As we have previously seen with the other topics of “light-ends” and “Conradson value”, chemical reactions continuously take place in thermal oil. On the one hand, this leads to the formation of the previously mentioned light-ends, or to solid components in oil, which in turn can be determined by the Conradson value. A third reaction chain within the oil can lead to the formation of organic acids. This requires the presence of oxygen and moisture, as they are found in the ambient air. As we already know, thermal oil consists mostly of hydrocarbon compounds. At high temperatures, these react with the oxygen present to form carboxylic acids. As intermediate products, alcohols and aldehydes are formed.
As the name carboxylic acids suggests, these components in the oil are corrosive, which in turn leads to damage on tanks. The open drain tanks and expansion tanks are particularly affected, since these are directly in contact with atmospheric oxygen and the acids cause corrosion on the inner walls. The proportion of acids formed can be determined by the acid number (or the neutralisation number) through doing an oil analysis.

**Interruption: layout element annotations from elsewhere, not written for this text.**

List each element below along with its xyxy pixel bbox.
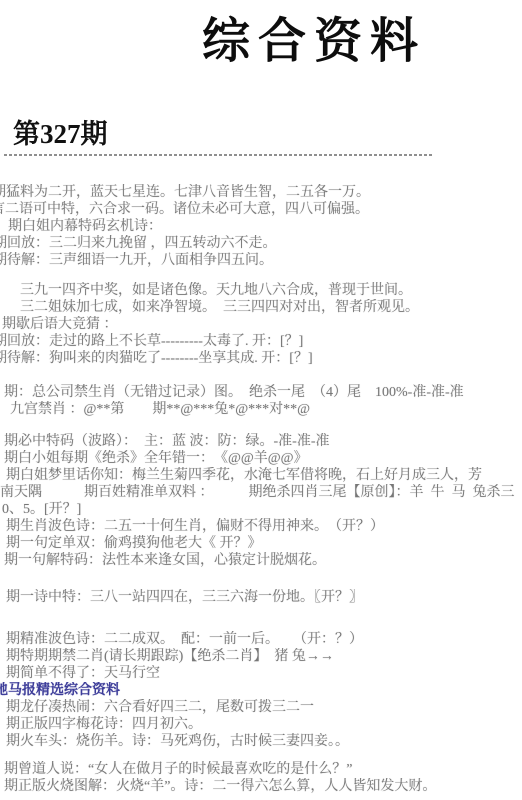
text-line: 期龙仔凑热闹：六合看好四三二，尾数可拨三二一 — [6, 699, 522, 716]
content-body: 期猛料为二开，蓝天七星连。七津八音皆生智，二五各一万。 言二语可中特，六合求一码… — [0, 184, 522, 795]
text-line: 期简单不得了：天马行空 — [6, 665, 522, 682]
text-line: 期回放：三二归来九挽留 ，四五转动六不走。 — [0, 235, 522, 252]
text-line: 言二语可中特，六合求一码。诸位未必可大意，四八可偏强。 — [0, 201, 522, 218]
text-line: 0、5。[开？] — [2, 501, 522, 518]
text-line: 南天隅 期百姓精准单双料 ： 期绝杀四肖三尾【原创】：羊 牛 马 兔杀三 — [0, 484, 522, 501]
text-line: 期曾道人说：“女人在做月子的时候最喜欢吃的是什么？” — [4, 761, 522, 778]
text-line: 期特期期禁二肖(请长期跟踪)【绝杀二肖】 猪 兔→→ — [6, 648, 522, 665]
text-line: 三九一四齐中奖，如是诸色像。天九地八六合成，普现于世间。 — [20, 282, 522, 299]
text-line: 期一诗中特：三八一站四四在，三三六海一份地。〖开？〗 — [6, 589, 522, 606]
highlight-line: 驰马报精选综合资料 — [0, 682, 522, 699]
text-line: 三二姐妹加七成，如来净智境。 三三四四对对出，智者所观见。 — [20, 299, 522, 316]
page: 综合资料 第327期 期猛料为二开，蓝天七星连。七津八音皆生智，二五各一万。 言… — [0, 0, 522, 800]
text-line: 期歇后语大竞猜 ： — [2, 316, 522, 333]
text-line: 期精准波色诗：二二成双。 配：一前一后。 （开：？） — [6, 631, 522, 648]
text-line: 期白姐梦里话你知：梅兰生菊四季花，水淹七军借将晚，石上好月成三人，芳 — [6, 467, 522, 484]
text-line: 期猛料为二开，蓝天七星连。七津八音皆生智，二五各一万。 — [0, 184, 522, 201]
text-line: 期火车头：烧伤羊。诗：马死鸡伤，古时候三妻四妾。。 — [6, 733, 522, 750]
text-line: 期回放：走过的路上不长草---------太毒了. 开：[？] — [0, 333, 522, 350]
text-line: 期必中特码（波路）： 主：蓝 波：防：绿。-准-准-准 — [4, 433, 522, 450]
text-line: 期待解：狗叫来的肉猫吃了--------坐享其成. 开：[？] — [0, 350, 522, 367]
text-line: 期：总公司禁生肖（无错过记录）图。 绝杀一尾 （4）尾 100%-准-准-准 — [4, 384, 522, 401]
text-line: 期生肖波色诗：二五一十何生肖，偏财不得用神来。 （开？） — [6, 518, 522, 535]
page-title: 综合资料 — [202, 2, 426, 71]
issue-number: 第327期 — [13, 112, 108, 151]
text-line: 期一句解特码：法性本来逢女国，心猿定计脱烟花。 — [4, 552, 522, 569]
text-line: 期正版火烧图解：火烧“羊”。诗：二一得六怎么算，人人皆知发大财。 — [4, 778, 522, 795]
text-line: 期白姐内幕特码玄机诗： — [8, 218, 522, 235]
text-line: 期白小姐每期《绝杀》全年错一： 《@@羊@@》 — [4, 450, 522, 467]
text-line: 九宫禁肖 ：@**第 期**@***兔*@***对**@ — [10, 401, 522, 418]
text-line: 期正版四字梅花诗：四月初六。 — [6, 716, 522, 733]
text-line: 期一句定单双：偷鸡摸狗他老大《 开？》 — [6, 535, 522, 552]
dashed-separator — [4, 154, 433, 156]
text-line: 期待解：三声细语一九开，八面相争四五问。 — [0, 252, 522, 269]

“This process is prevented by a nitrogen blanket. The drain tank and expansion tank are “blanketed” with nitrogen. This means that they are filled with inert gas – in this case nitrogen – at a slight excess pressure. With this, the atmospheric oxygen, as well as the moisture within in it, is suppressed and the oxidation is prevented,” Dietmar Ness explains, one of the Managing Directors of NESS Wärmetechnik GmbH, in relation to this topic. “Another advantage that should not be underestimated is that the nitrogen prevents explosive gas mixtures from forming in the expansion and drain tanks.”

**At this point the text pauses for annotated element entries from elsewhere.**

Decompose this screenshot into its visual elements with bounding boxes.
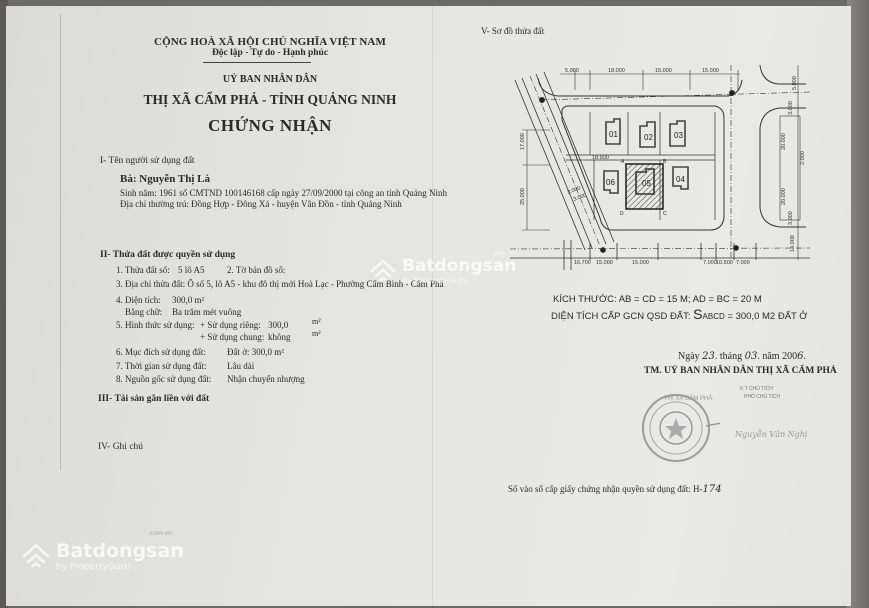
batdongsan-logo-icon [20,542,52,570]
watermark-sub: by PropertyGuru [402,276,468,285]
private-use-value: 300,0 [268,320,288,330]
lot-label-04: 04 [676,175,685,184]
date-month-label: tháng [720,351,742,362]
stamp-line-2: PHÓ CHỦ TỊCH [744,394,780,400]
dimensions-text: KÍCH THƯỚC: AB = CD = 15 M; AD = BC = 20… [553,294,762,305]
batdongsan-logo-icon [368,258,398,284]
origin-value: Nhận chuyển nhượng [227,374,305,384]
dim-bottom-1: 16.700 [574,260,591,266]
owner-birth-id: Sinh năm: 1961 số CMTND 100146168 cấp ng… [120,188,447,198]
committee-name: UỶ BAN NHÂN DÂN [120,74,420,85]
origin-label: 8. Nguồn gốc sử dụng đất: [116,374,211,384]
lot-label-01: 01 [609,130,618,139]
watermark-brand: Batdongsan [56,540,184,562]
shared-use-unit: m² [312,329,321,338]
watermark-domain: .com.vn [492,250,516,257]
dim-right-7: 14.000 [790,235,796,252]
area-in-words: Ba trăm mét vuông [172,307,241,317]
parcel-number: 5 lô A5 [178,265,205,275]
corner-d: D [620,211,624,217]
lot-label-03: 03 [674,131,683,140]
issuing-authority: TM. UỶ BAN NHÂN DÂN THỊ XÃ CẨM PHẢ [644,366,837,376]
section-5-heading: V- Sơ đồ thửa đất [481,26,544,36]
lot-label-06: 06 [606,178,615,187]
stamp-line-1: K.T CHỦ TỊCH [740,386,773,392]
area-label: 4. Diện tích: [116,295,161,305]
signing-date: Ngày 23. tháng 03. năm 2006. [678,351,806,362]
republic-header: CỘNG HOÀ XÃ HỘI CHỦ NGHĨA VIỆT NAM [120,36,420,48]
lot-label-02: 02 [644,133,653,142]
registry-line: Số vào sổ cấp giấy chứng nhận quyền sử d… [508,484,722,495]
corner-c: C [663,211,667,217]
dim-bottom-3: 15.000 [632,260,649,266]
dim-bottom-6: 7.000 [736,260,750,266]
seal-text: THỊ XÃ CẨM PHẢ [664,395,712,402]
section-4-heading: IV- Ghi chú [98,442,143,452]
dim-right-2: 3.000 [788,101,794,115]
duration-label: 7. Thời gian sử dụng đất: [116,361,206,371]
official-seal: THỊ XÃ CẨM PHẢ [640,388,720,468]
owner-name: Bà: Nguyễn Thị Là [120,173,210,185]
motto: Độc lập - Tự do - Hạnh phúc [120,48,420,58]
private-use-label: + Sử dụng riêng: [200,320,261,330]
date-day: 23 [702,351,715,362]
date-year-digit: 6 [797,351,803,362]
usage-form-label: 5. Hình thức sử dụng: [116,320,195,330]
land-plot-diagram: 5.000 18.000 15.000 15.000 18.900 3.000 … [510,60,810,270]
purpose-label: 6. Mục đích sử dụng đất: [116,347,206,357]
area-value: 300,0 m² [172,295,204,305]
section-2-heading: II- Thửa đất được quyền sử dụng [100,250,235,260]
dim-bottom-5: 10.500 [716,260,733,266]
dim-top-1: 5.000 [565,68,579,74]
section-1-heading: I- Tên người sử dụng đất [100,156,195,166]
header-divider [203,62,311,63]
dim-right-4: 2.000 [800,151,806,165]
duration-value: Lâu dài [227,361,254,371]
shared-use-label: + Sử dụng chung: [200,332,264,342]
signer-signature: Nguyễn Văn Nghị [735,430,807,439]
map-sheet-label: 2. Tờ bản đồ số: [227,265,285,275]
private-use-unit: m² [312,317,321,326]
area-subscript: ABCD [703,312,725,321]
purpose-value: Đất ở: 300,0 m² [227,347,284,357]
dim-bottom-4: 7.000 [703,260,717,266]
dim-bottom-2: 15.000 [596,260,613,266]
dim-top-2: 18.000 [608,68,625,74]
locality-name: THỊ XÃ CẨM PHẢ - TỈNH QUẢNG NINH [100,92,440,108]
shared-use-value: không [268,332,291,342]
watermark-brand: Batdongsan [402,256,516,276]
dim-left-1: 17.000 [520,133,526,150]
date-prefix: Ngày [678,351,700,362]
dim-right-5: 20.000 [781,188,787,205]
area-suffix: = 300,0 M2 ĐẤT Ở [727,311,807,322]
registry-number: 174 [702,484,721,495]
area-prefix: DIỆN TÍCH CẤP GCN QSD ĐẤT: [551,311,691,322]
dim-right-3: 20.000 [781,133,787,150]
registry-label: Số vào sổ cấp giấy chứng nhận quyền sử d… [508,484,691,494]
date-month: 03 [745,351,758,362]
certified-area-text: DIỆN TÍCH CẤP GCN QSD ĐẤT: SABCD = 300,0… [551,306,807,322]
dim-right-6: 3.000 [788,211,794,225]
dim-top-4: 15.000 [702,68,719,74]
owner-address: Địa chỉ thường trú: Đồng Hợp - Đông Xá -… [120,199,402,209]
dim-left-2: 25.000 [520,188,526,205]
dim-top-3: 15.000 [655,68,672,74]
dim-road-2: 3.000 [573,193,588,203]
area-symbol: S [693,306,702,322]
document-title: CHỨNG NHẬN [120,116,420,136]
area-in-words-label: Bằng chữ: [125,307,162,317]
parcel-number-label: 1. Thửa đất số: [116,265,170,275]
date-year-label: năm 200 [762,351,797,362]
lot-label-05: 05 [642,179,651,188]
watermark-sub: by PropertyGuru [56,562,130,572]
dim-right-1: 5.000 [792,76,798,90]
section-3-heading: III- Tài sản gắn liền với đất [98,394,209,404]
dim-inner: 18.900 [592,155,609,161]
watermark-domain: .com.vn [148,530,172,537]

With some nitrogen blankets, only the expansion tank is covered. The additional blanketing of the drain tank reduces the risk of fire. If there is no flammable gas in the tanks, nothing can explode. The additional blanketing of another large tank also results in a larger volume of nitrogen overall. A larger volume of nitrogen cushions the pressure variation in the system much more effectively, which in turn must be released from the system or refilled less frequently. In the long-term, this saves significant amounts of nitrogen and therefore money too.

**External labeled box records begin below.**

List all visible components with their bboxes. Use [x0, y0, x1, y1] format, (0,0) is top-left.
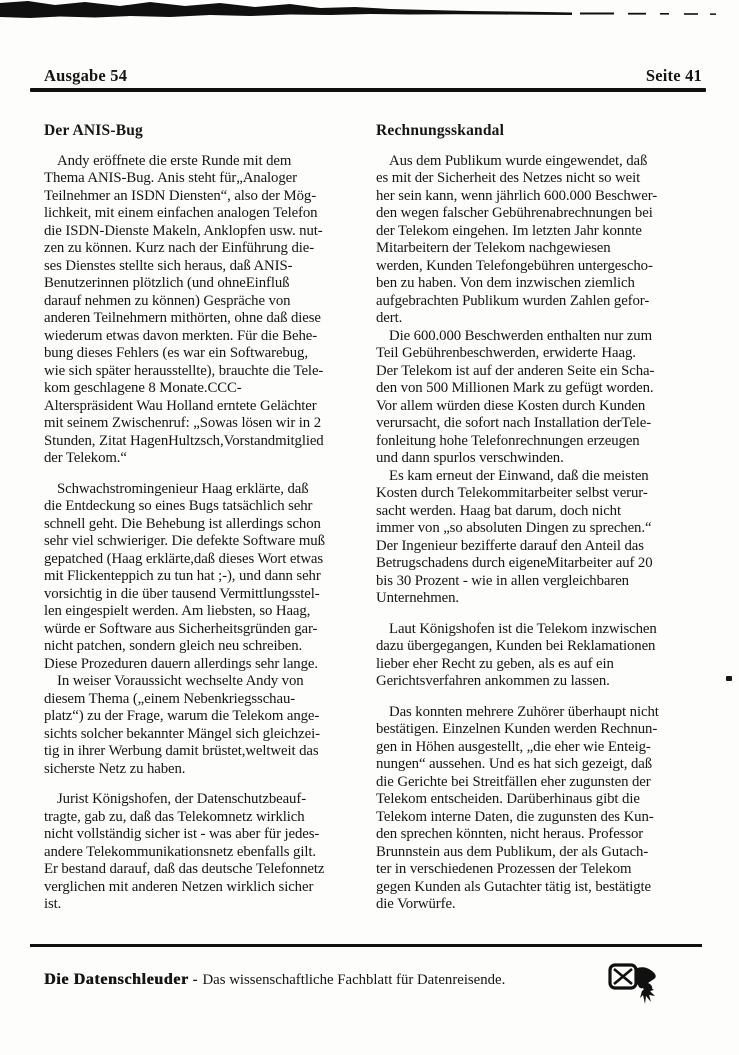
paragraph: Schwachstromingenieur Haag erklärte, daß…: [44, 481, 360, 674]
right-column: Rechnungsskandal Aus dem Publikum wurde …: [376, 122, 706, 914]
datenschleuder-sling-hand-icon: [608, 960, 664, 1012]
article-title-anis-bug: Der ANIS-Bug: [44, 122, 360, 140]
magazine-tagline: Das wissenschaftliche Fachblatt für Date…: [203, 972, 506, 988]
scan-speck: [726, 676, 732, 681]
paragraph: In weiser Voraussicht wechselte Andy von…: [44, 673, 360, 778]
header-page-number: Seite 41: [646, 66, 702, 86]
magazine-brand: Die Datenschleuder: [44, 971, 189, 988]
footer-separator: -: [193, 972, 198, 988]
paragraph: Die 600.000 Beschwerden enthalten nur zu…: [376, 328, 706, 468]
header-rule: [30, 88, 706, 92]
paragraph: Aus dem Publikum wurde eingewendet, daß …: [376, 153, 706, 328]
left-column: Der ANIS-Bug Andy eröffnete die erste Ru…: [44, 122, 360, 914]
header-issue-label: Ausgabe 54: [44, 66, 127, 86]
footer-imprint: Die Datenschleuder-Das wissenschaftliche…: [44, 971, 505, 989]
paragraph: Das konnten mehrere Zuhörer überhaupt ni…: [376, 704, 706, 914]
footer-rule: [30, 944, 702, 947]
paragraph: Andy eröffnete die erste Runde mit dem T…: [44, 153, 360, 468]
paragraph: Laut Königshofen ist die Telekom inzwisc…: [376, 621, 706, 691]
paragraph: Jurist Königshofen, der Datenschutzbeauf…: [44, 791, 360, 914]
article-title-rechnungsskandal: Rechnungsskandal: [376, 122, 706, 140]
torn-page-edge: [0, 0, 739, 24]
article-columns: Der ANIS-Bug Andy eröffnete die erste Ru…: [44, 122, 706, 914]
paragraph: Es kam erneut der Einwand, daß die meist…: [376, 468, 706, 608]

“The integration into new as well as existing systems is very easy to do” says Dietmar Ness. “It was also important to us that the nitrogen blanket also works fully automatically. In order to ensure that sufficient nitrogen is available, a nitrogen generator can be additionally integrated. This also extracts the nitrogen from compressed air fully automatically. In doing so, a membrane is used, which only lets nitrogen molecules from the ambient air through and therefore separates the nitrogen from the other components in the air, such as oxygen, argon and CO2. This, therefore, provides a virtually unlimited supply of nitrogen. Maximum effect with minimal effort”.